On 6/29/2015 8:55 AM, songbird wrote:
barbie gee wrote:
Terry Coombs wrote:

Well , I got some now , how do I prep it for storage and store it ? Cool
dry place , I figure , but I'm not sure how to dry it for storage .


How did you know when they were ready for harvesting?


usually i try to get mine out of the ground
before all the leaves are brown. we have pretty
heavy clay soil which sticks to everything so
the longer the garlic is left in the ground
the more likely a rain will come along and make
it harder to harvest and clean up.


This spring, I had some sprouting garlic cloves that I popped into a
planter, and now the greens are about a foot long, and getting thick at
the base.

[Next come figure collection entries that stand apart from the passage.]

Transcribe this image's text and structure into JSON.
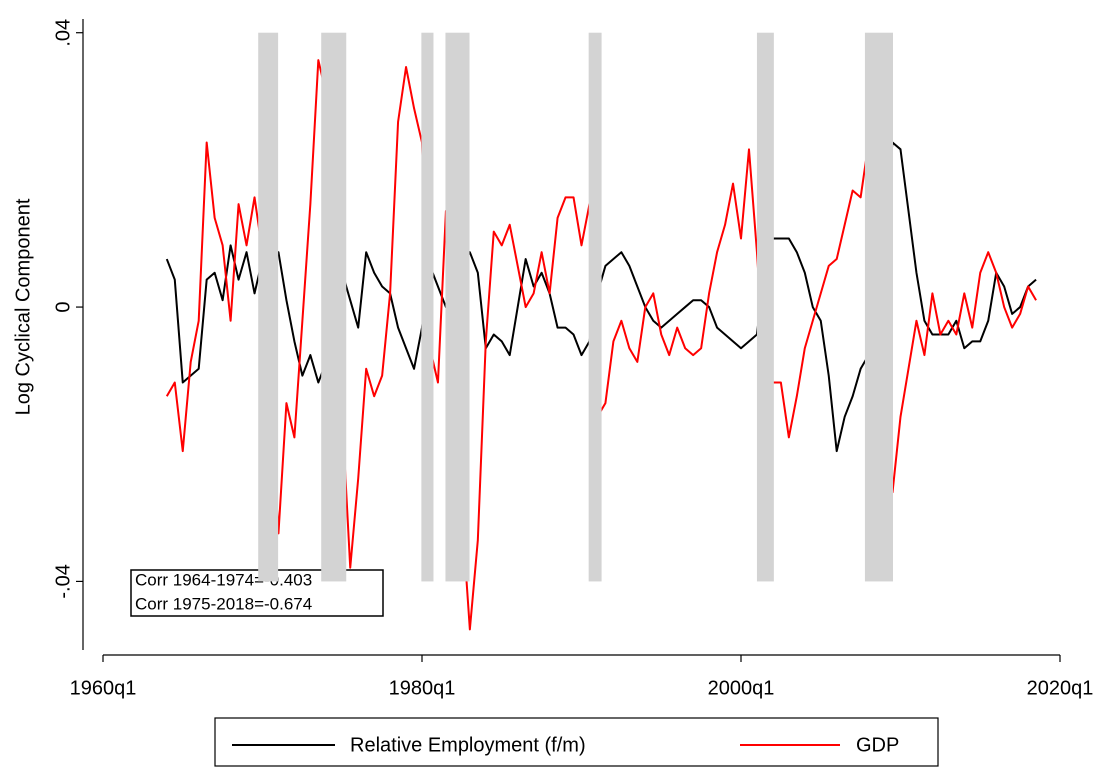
{
  "chart_data": {
    "type": "line",
    "y_label": "Log Cyclical Component",
    "annotations": [
      "Corr 1964-1974=-0.403",
      "Corr 1975-2018=-0.674"
    ],
    "xlim": [
      1960,
      2020
    ],
    "xticks": [
      {
        "value": 1960,
        "label": "1960q1"
      },
      {
        "value": 1980,
        "label": "1980q1"
      },
      {
        "value": 2000,
        "label": "2000q1"
      },
      {
        "value": 2020,
        "label": "2020q1"
      }
    ],
    "ylim": [
      -0.05,
      0.042
    ],
    "yticks": [
      {
        "value": -0.04,
        "label": "-.04"
      },
      0,
      {
        "value": 0.04,
        "label": ".04"
      }
    ],
    "shaded_periods": [
      {
        "start": 1969.73,
        "end": 1970.98
      },
      {
        "start": 1973.68,
        "end": 1975.25
      },
      {
        "start": 1979.96,
        "end": 1980.72
      },
      {
        "start": 1981.47,
        "end": 1982.98
      },
      {
        "start": 1990.45,
        "end": 1991.26
      },
      {
        "start": 2001.0,
        "end": 2002.06
      },
      {
        "start": 2007.77,
        "end": 2009.53
      }
    ],
    "shade_color": "#d3d3d3",
    "x": [
      1964,
      1964.5,
      1965,
      1965.5,
      1966,
      1966.5,
      1967,
      1967.5,
      1968,
      1968.5,
      1969,
      1969.5,
      1970,
      1970.5,
      1971,
      1971.5,
      1972,
      1972.5,
      1973,
      1973.5,
      1974,
      1974.5,
      1975,
      1975.5,
      1976,
      1976.5,
      1977,
      1977.5,
      1978,
      1978.5,
      1979,
      1979.5,
      1980,
      1980.5,
      1981,
      1981.5,
      1982,
      1982.5,
      1983,
      1983.5,
      1984,
      1984.5,
      1985,
      1985.5,
      1986,
      1986.5,
      1987,
      1987.5,
      1988,
      1988.5,
      1989,
      1989.5,
      1990,
      1990.5,
      1991,
      1991.5,
      1992,
      1992.5,
      1993,
      1993.5,
      1994,
      1994.5,
      1995,
      1995.5,
      1996,
      1996.5,
      1997,
      1997.5,
      1998,
      1998.5,
      1999,
      1999.5,
      2000,
      2000.5,
      2001,
      2001.5,
      2002,
      2002.5,
      2003,
      2003.5,
      2004,
      2004.5,
      2005,
      2005.5,
      2006,
      2006.5,
      2007,
      2007.5,
      2008,
      2008.5,
      2009,
      2009.5,
      2010,
      2010.5,
      2011,
      2011.5,
      2012,
      2012.5,
      2013,
      2013.5,
      2014,
      2014.5,
      2015,
      2015.5,
      2016,
      2016.5,
      2017,
      2017.5,
      2018,
      2018.5
    ],
    "series": [
      {
        "name": "Relative Employment (f/m)",
        "color": "#000000",
        "values": [
          0.007,
          0.004,
          -0.011,
          -0.01,
          -0.009,
          0.004,
          0.005,
          0.001,
          0.009,
          0.004,
          0.008,
          0.002,
          0.007,
          0.006,
          0.008,
          0.001,
          -0.005,
          -0.01,
          -0.007,
          -0.011,
          -0.008,
          0.001,
          0.005,
          0.001,
          -0.003,
          0.008,
          0.005,
          0.003,
          0.002,
          -0.003,
          -0.006,
          -0.009,
          -0.003,
          0.006,
          0.003,
          0.0,
          0.004,
          0.006,
          0.008,
          0.005,
          -0.006,
          -0.004,
          -0.005,
          -0.007,
          0.0,
          0.007,
          0.003,
          0.005,
          0.002,
          -0.003,
          -0.003,
          -0.004,
          -0.007,
          -0.005,
          0.002,
          0.006,
          0.007,
          0.008,
          0.006,
          0.003,
          0.0,
          -0.002,
          -0.003,
          -0.002,
          -0.001,
          0.0,
          0.001,
          0.001,
          0.0,
          -0.003,
          -0.004,
          -0.005,
          -0.006,
          -0.005,
          -0.004,
          0.006,
          0.01,
          0.01,
          0.01,
          0.008,
          0.005,
          0.0,
          -0.002,
          -0.01,
          -0.021,
          -0.016,
          -0.013,
          -0.009,
          -0.007,
          0.0,
          0.013,
          0.024,
          0.023,
          0.014,
          0.005,
          -0.002,
          -0.004,
          -0.004,
          -0.004,
          -0.002,
          -0.006,
          -0.005,
          -0.005,
          -0.002,
          0.005,
          0.003,
          -0.001,
          0.0,
          0.003,
          0.004
        ]
      },
      {
        "name": "GDP",
        "color": "#ff0000",
        "values": [
          -0.013,
          -0.011,
          -0.021,
          -0.008,
          -0.002,
          0.024,
          0.013,
          0.009,
          -0.002,
          0.015,
          0.009,
          0.016,
          0.008,
          -0.014,
          -0.033,
          -0.014,
          -0.019,
          -0.002,
          0.015,
          0.036,
          0.031,
          0.007,
          -0.016,
          -0.038,
          -0.025,
          -0.009,
          -0.013,
          -0.01,
          0.002,
          0.027,
          0.035,
          0.029,
          0.024,
          -0.006,
          -0.011,
          0.014,
          0.004,
          -0.03,
          -0.047,
          -0.034,
          -0.005,
          0.011,
          0.009,
          0.012,
          0.006,
          0.0,
          0.002,
          0.008,
          0.002,
          0.013,
          0.016,
          0.016,
          0.009,
          0.015,
          -0.016,
          -0.014,
          -0.005,
          -0.002,
          -0.006,
          -0.008,
          0.0,
          0.002,
          -0.004,
          -0.007,
          -0.003,
          -0.006,
          -0.007,
          -0.006,
          0.002,
          0.008,
          0.012,
          0.018,
          0.01,
          0.023,
          0.008,
          -0.01,
          -0.011,
          -0.011,
          -0.019,
          -0.013,
          -0.006,
          -0.002,
          0.002,
          0.006,
          0.007,
          0.012,
          0.017,
          0.016,
          0.024,
          0.018,
          -0.018,
          -0.027,
          -0.016,
          -0.009,
          -0.002,
          -0.007,
          0.002,
          -0.004,
          -0.002,
          -0.004,
          0.002,
          -0.003,
          0.005,
          0.008,
          0.005,
          0.0,
          -0.003,
          -0.001,
          0.003,
          0.001
        ]
      }
    ]
  }
}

Do I just occasionally cut some greens off, but wait til fall,
or what?


you can eat the green leaves like chives, but
that does limit how big the head of garlic will
be if you cut off too many leaves. the green garlic
(forming bulb, stem, leaves and scapes) are all
edible, they don't start getting tough until the
leaves start dying back or the scapes open up and
start to dry out.

i suspect that growing the garlic in a small
planter and cutting the leaves off will end up
giving you a pretty small head of garlic with tiny
cloves.

i purposely grow green garlic to use like green
onions (burying the cloves a few inches deeper than
normal) because it grows very easily here as compared
to green onions. i use it any time after it starts
growing up until the scapes and leaves start drying
out.


songbird

We grow both garlic and onion chives, mostly around our fruit trees as
they are supposed to keep borers away from the tree. So far it has
worked. In addition we plant scallions, bunching onions, and regular
onions. Generally we plant a few Texas 1015Y sweet onions too. Some of
our bunching onions are the children of some a friend gave me over
twenty years ago. Pull a bunch, put one or two back in the ground and
cut the top off above the start of green. So far so good.

We had another horizontal rain burst last evening, scared the heck out
of us as we were sitting on the back porch when it hit. Got another two
inches of rain out of it plus some corn stalks blown over.